L'Italia si è iscritta in questo club dei virtuosi all'ultimissimo secondo. Una prova del fatto che la decisione è stata sofferta ed è stata perfezionata sulla campanella è il fatto che nell'infografica di presentazione dell'iniziativa il nostro paese non c'era, perché non c'è proprio stato tempo di inserirla.

Fino alla mattina si erano rincorse voci su un'assenza dell'Italia, c'è stato conflitto tra il ministero dell’Economia (a cui spettava la decisione) e quello della transizione ecologica.

Cingolani si è infuriato e ha vinto le resistenze interne al ministero dell’Economia guidato da Daniele Franco, che erano state piuttosto ostinate a difesa dello status quo. Non ha aiutato il fatto che fosse in corso la discussione sulla legge di bilancio. In ogni caso, forse per la prima volta Cingolani ha interpretato il suo ruolo di ministro della transizione ecologica come difesa delle ragioni dell'ambiente all'interno del governo e l'ha spuntata.
 

Le implicazioni di questa decisione sono più importanti della farraginosità del processo politico. Tra i paesi che hanno firmato ci sono il Regno Unito (motore dell'iniziativa), gli Stati Uniti, il Canada, mancano non solo India e Cina ma anche paesi in teoria leader della transizione energetica globale, come Francia e Germania. Per l'Italia si dovrà così fermare, tra poco più di un anno, un flusso che era stato di 18 miliardi di dollari dalla data simbolo dell'accordo di Parigi a oggi, un tesoretto di fondi pubblici che si sbloccano e possono essere messi a disposizione dell'energia pulita.

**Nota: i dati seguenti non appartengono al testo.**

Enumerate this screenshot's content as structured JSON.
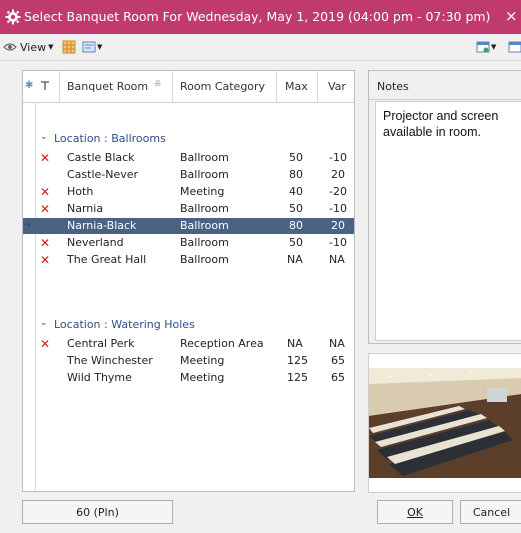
{
  "window": {
    "title": "Select Banquet Room For Wednesday, May 1, 2019 (04:00 pm - 07:30 pm)",
    "close_glyph": "×",
    "accent": "#c03a6e"
  },
  "toolbar": {
    "view_label": "View"
  },
  "grid": {
    "columns": [
      "Banquet Room",
      "Room Category",
      "Max",
      "Var"
    ],
    "groups": [
      {
        "label": "Location : Ballrooms",
        "rows": [
          {
            "name": "Castle Black",
            "category": "Ballroom",
            "max": "50",
            "var": "-10",
            "x": true
          },
          {
            "name": "Castle-Never",
            "category": "Ballroom",
            "max": "80",
            "var": "20",
            "x": false
          },
          {
            "name": "Hoth",
            "category": "Meeting",
            "max": "40",
            "var": "-20",
            "x": true
          },
          {
            "name": "Narnia",
            "category": "Ballroom",
            "max": "50",
            "var": "-10",
            "x": true
          },
          {
            "name": "Narnia-Black",
            "category": "Ballroom",
            "max": "80",
            "var": "20",
            "x": false,
            "selected": true
          },
          {
            "name": "Neverland",
            "category": "Ballroom",
            "max": "50",
            "var": "-10",
            "x": true
          },
          {
            "name": "The Great Hall",
            "category": "Ballroom",
            "max": "NA",
            "var": "NA",
            "x": true
          }
        ]
      },
      {
        "label": "Location : Watering Holes",
        "rows": [
          {
            "name": "Central Perk",
            "category": "Reception Area",
            "max": "NA",
            "var": "NA",
            "x": true
          },
          {
            "name": "The Winchester",
            "category": "Meeting",
            "max": "125",
            "var": "65",
            "x": false
          },
          {
            "name": "Wild Thyme",
            "category": "Meeting",
            "max": "125",
            "var": "65",
            "x": false
          }
        ]
      }
    ],
    "selected_color": "#4a6283"
  },
  "notes": {
    "header": "Notes",
    "text": "Projector and screen available in room."
  },
  "footer": {
    "count_label": "60 (Pln)",
    "ok_label": "OK",
    "cancel_label": "Cancel"
  }
}
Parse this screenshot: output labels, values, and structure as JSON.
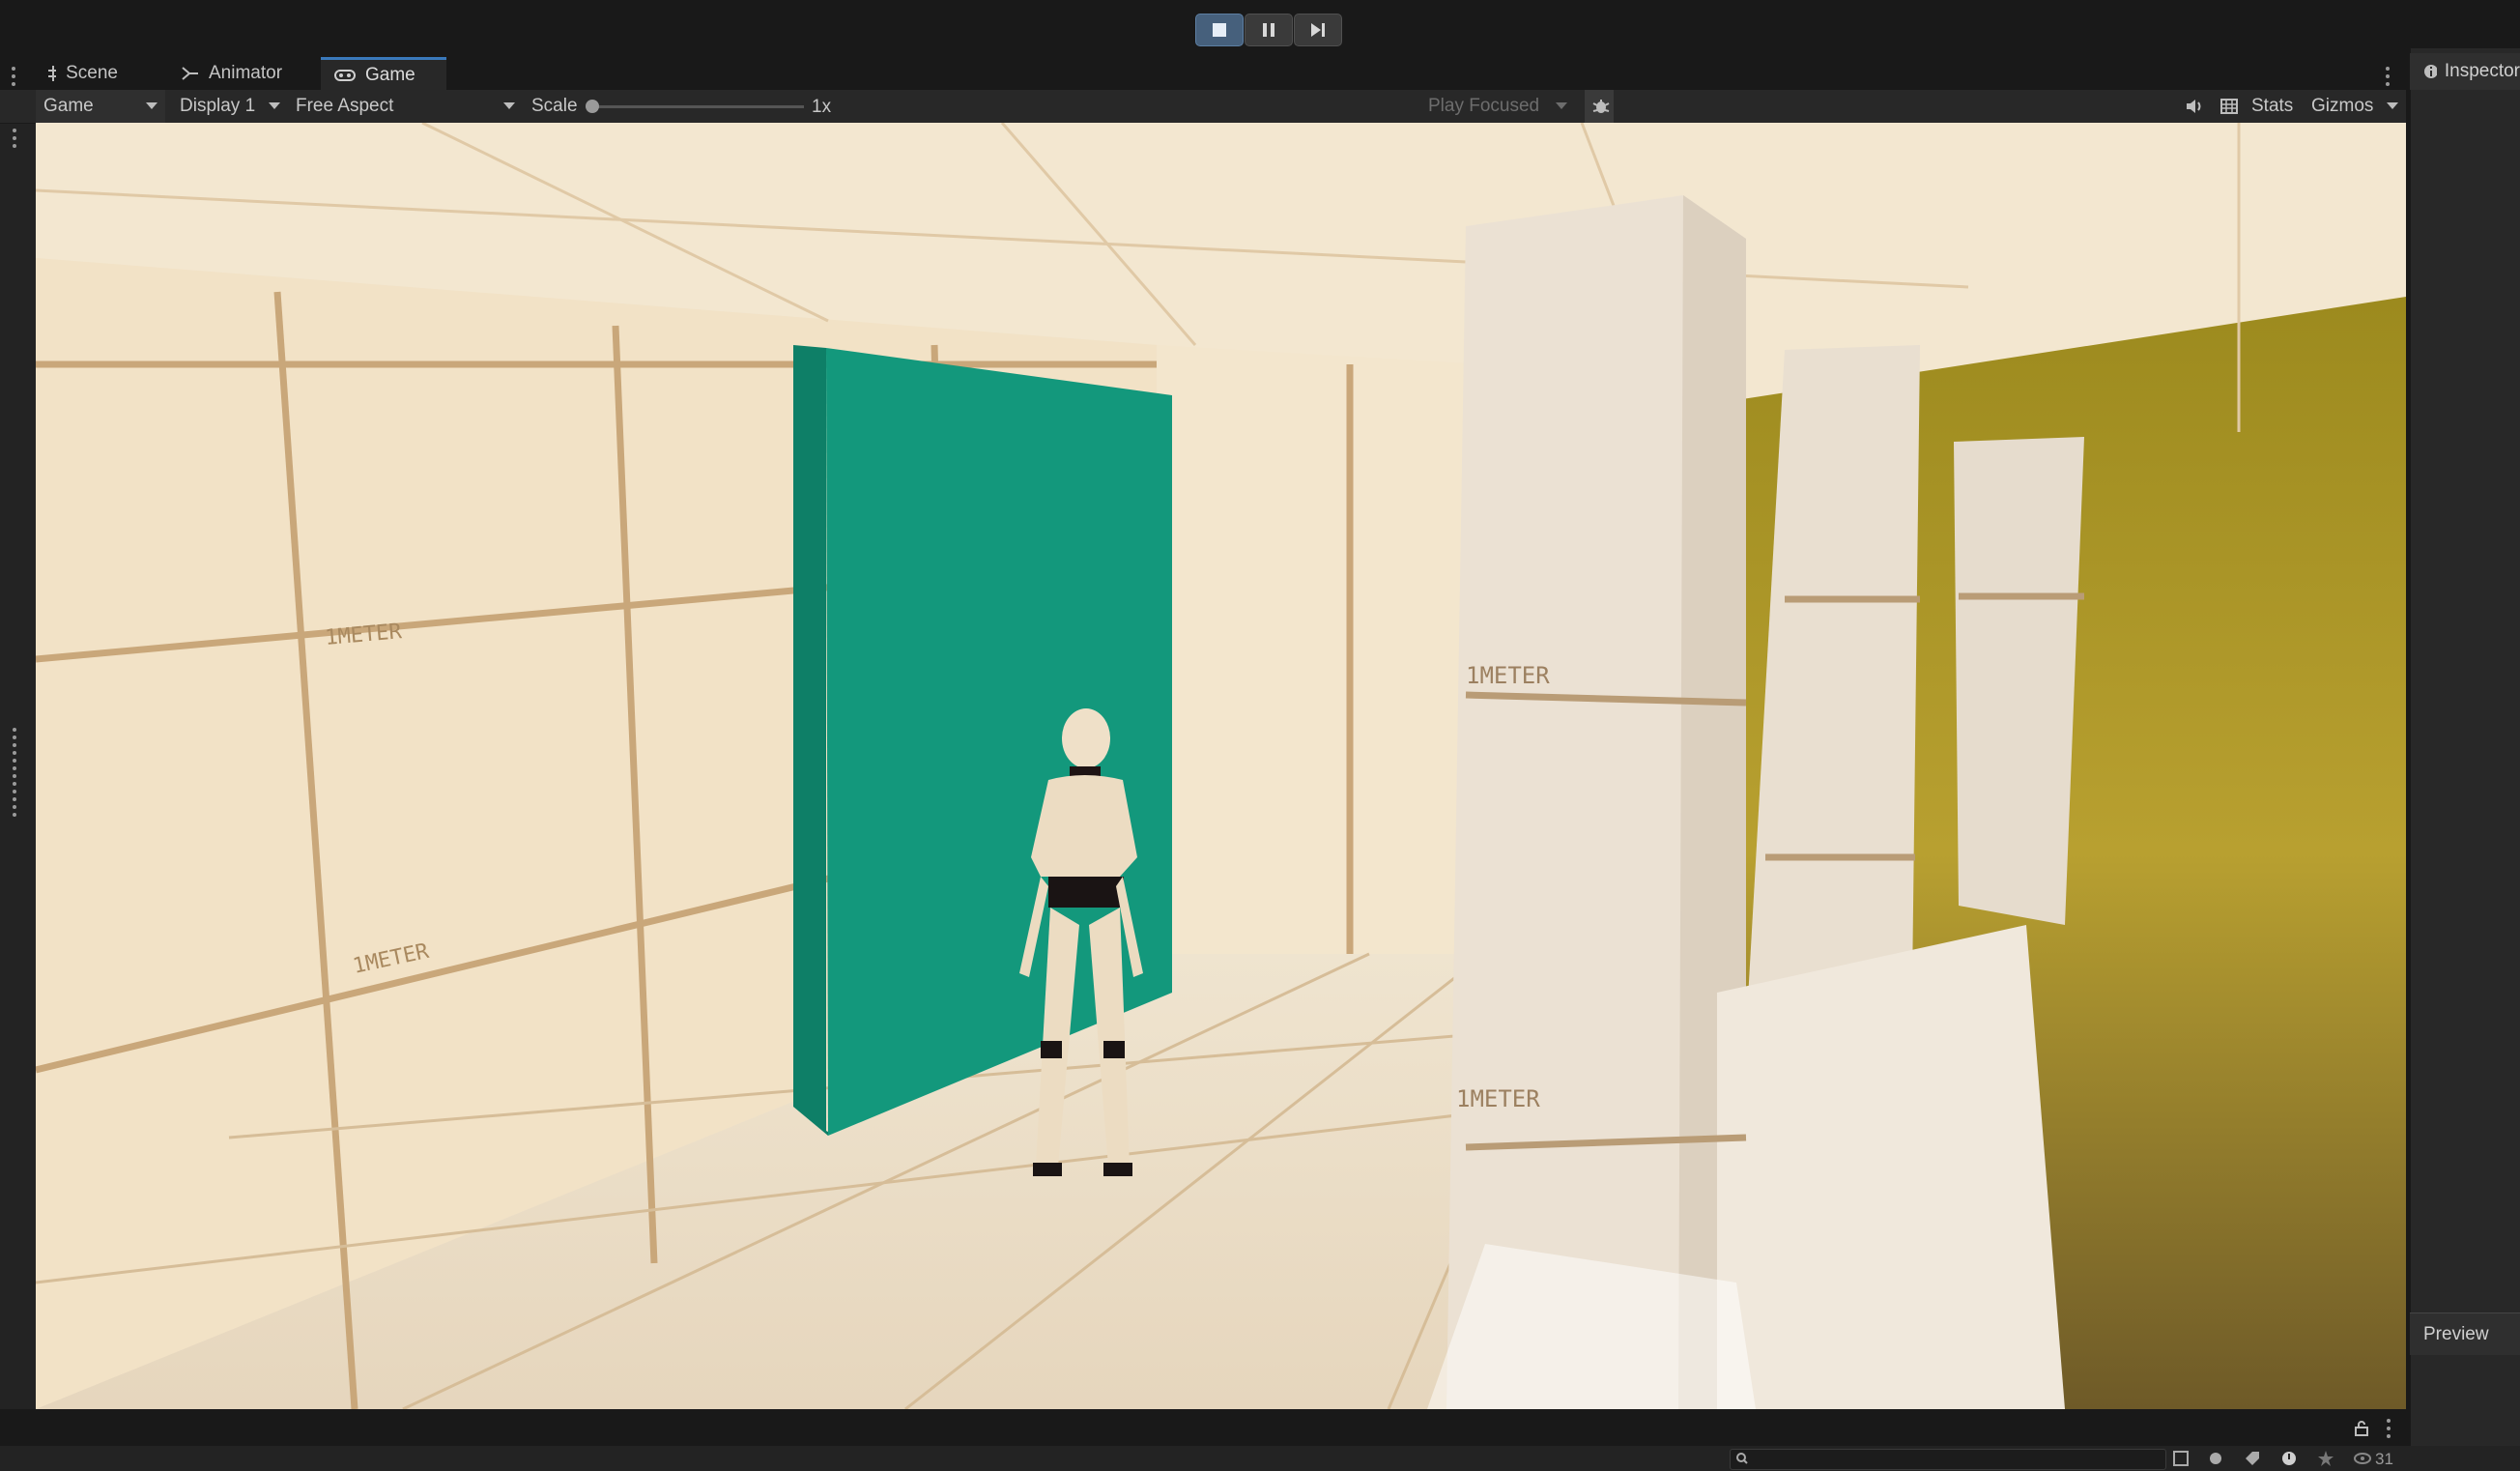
{
  "playbar": {
    "play_state": "playing"
  },
  "tabs": [
    {
      "label": "Scene",
      "icon": "grid-icon"
    },
    {
      "label": "Animator",
      "icon": "animator-icon"
    },
    {
      "label": "Game",
      "icon": "gamepad-icon"
    }
  ],
  "toolbar": {
    "view_dropdown": "Game",
    "display_dropdown": "Display 1",
    "aspect_dropdown": "Free Aspect",
    "scale_label": "Scale",
    "scale_value": "1x",
    "play_mode_dropdown": "Play Focused",
    "stats_label": "Stats",
    "gizmos_label": "Gizmos"
  },
  "viewport": {
    "wall_label": "1METER",
    "colors": {
      "wall": "#f1e2c6",
      "grid": "#c9a77a",
      "panel": "#13987c",
      "grass": "#b09a2a"
    }
  },
  "inspector": {
    "tab_label": "Inspector",
    "preview_label": "Preview"
  },
  "statusbar": {
    "count": "31"
  },
  "accent": "#3a79bb"
}
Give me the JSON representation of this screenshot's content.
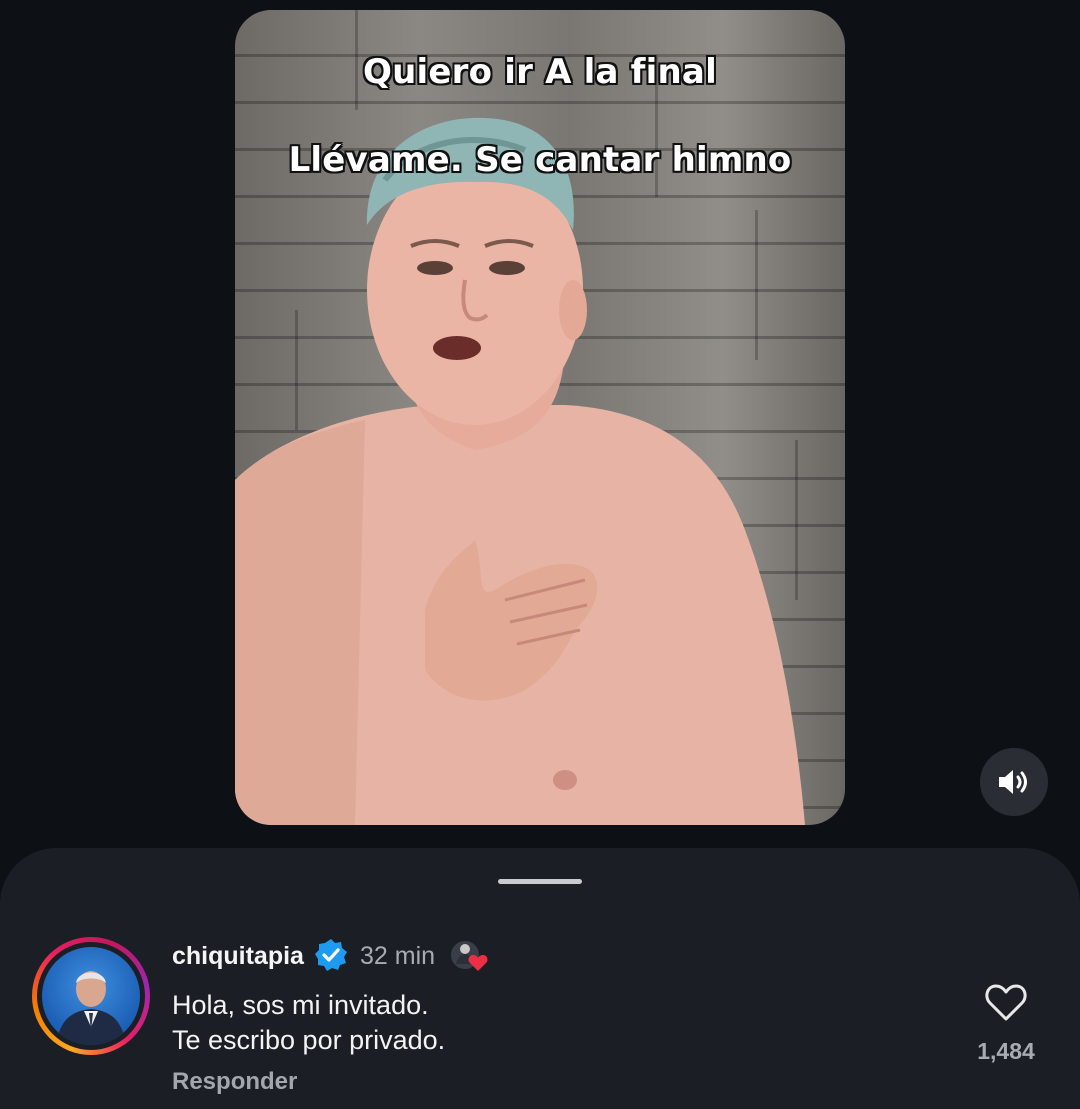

Tra i progetti a partecipazione italiana in fase di approvazione che rischiano di trovarsi senza garanzie dopo l’annuncio c'è Arctic LNG-2, mega progetto di estrazione e liquefazione di gas nell'artico russo, o l'oleodotto EACOP, che taglierà in due Uganda e Tanzania fino all'Oceano indiano. Non è detto ovviamente che non saranno costruiti, ma non potranno essere garantiti da soldi pubblici a partire dal 2023.

«La questione della finestra temporale è importante. Il rischio è che scatti una corsa al finanziamento dei progetti prima della scadenza, di solito è quello che accade dopo questo tipo di annunci», spiega Simone Ogno di Re:Common. Come per tutti gli impegni (non legalmente vincolanti) della Cop26, sarà l'implementazione pratica a fare a differenza.

Carbone, macchine, alberi e soldi

Activists from Extinction Rebellion and other groups protest against the Arms Industry during a march near the COP26 U.N. Climate Summit in Glasgow, Scotland, Thursday, Nov. 4, 2021. (AP Photo/Alastair Grant)

Il secondo risultato significativo riguarda uno dei punti chiave della Cop26 secondo l'agenda dettata da Boris Johnson, «carbone, macchine, alberi e soldi». Non abbiamo ancora «consegnato il carbone alla storia», come ha enfaticamente detto il presidente della conferenza sul clima Alok Sharma, ma ci siamo più vicini che una settimana fa: 23 nazioni hanno per la prima volta preso un impegno per smettere di usare la fonte energetica più sporca.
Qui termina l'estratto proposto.